Morphogenesis and gene regulatory networks in plants and animals:

A complex systems modelling approach

Growth of biological organisms is influenced by genes in individual cells and by interactions between cells. MORPHEX seeks to understand how interactions between genes cause cells to differentiate, grow and divide, and how exchanges between cells contribute to this process. The results should improve understanding of why the growing process sometimes fails, and how to overcome this. It will also lead to the expansion of computer-based experimentation on virtual organisms, and to the development of a generic platform for model-driven experimentation.

The main objective of the project is to obtain via a modelling and simulation approach a better understanding of the structure and dynamics of metabolic pathways of gene regulatory networks involved in the morphogenesis of animals and plants. We will concentrate on the development of two kind of sponges and on the organogenesis of carpel and anthers of a flowering plant. We will tackle the complexity involved in these processes by using concepts and tools arising from complex systems science. On the one side morphogenesis of sponges and organogenesis in flowering plants share many common concerns and approaches which justify the feasability of tackling them within a common complex systems framework. On the other side they consider distinguished features and methods of analysis that will guarantee a minimal genericity in the tools designed for the modelling process. The following problems will be addressed: provide a general model allowing to describe the underlying complex systems at different hiearchical levels in the same formalism; provide tools to extract concrete models description from experimental data; provide a way to conduct in-silico experiments.

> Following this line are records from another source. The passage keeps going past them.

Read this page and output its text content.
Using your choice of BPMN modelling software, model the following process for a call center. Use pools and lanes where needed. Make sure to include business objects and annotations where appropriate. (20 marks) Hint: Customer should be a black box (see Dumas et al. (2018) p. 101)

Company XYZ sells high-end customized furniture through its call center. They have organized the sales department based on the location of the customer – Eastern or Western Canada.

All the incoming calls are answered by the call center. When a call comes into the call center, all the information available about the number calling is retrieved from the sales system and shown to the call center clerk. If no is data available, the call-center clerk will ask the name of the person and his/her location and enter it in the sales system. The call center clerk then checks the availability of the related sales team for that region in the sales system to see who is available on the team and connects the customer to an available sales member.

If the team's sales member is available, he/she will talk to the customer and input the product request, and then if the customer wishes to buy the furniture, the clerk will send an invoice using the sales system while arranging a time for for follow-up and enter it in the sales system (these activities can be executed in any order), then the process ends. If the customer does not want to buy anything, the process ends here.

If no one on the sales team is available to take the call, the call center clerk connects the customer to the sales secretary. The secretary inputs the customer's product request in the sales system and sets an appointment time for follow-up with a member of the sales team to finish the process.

These tools will be applied on real data in order to significatively progress on the initial biological problems and will also be used to develop a modelguided data collection process. Moreover, the simulation tools will be modular enough to be customised or extended in the future for modelling complex systems arising from other fields. Our global goals can be summarised by three measurable and verifiable objectives: to build patiotemporal atlases of gene expression for flowering plants (for carpel and anther) and one for sponges; to web design, implement and finely tune models of development for reproductive organs in flowering plants and for sponges; to develop a customisable modelling and simulation platform adapted to the study of free complex systems in the context of development biology.
The freshwater sponge Lubomirskia baicalensis represents one of the most structured sponge species. The green colour of the specimens originates from the green algae which live in symbiosis with this animal.
An x-ray image of the freshwater sponge Lubomirskia baicalensis demonstrates the complex architectural structure of the hard skeleton of this animal.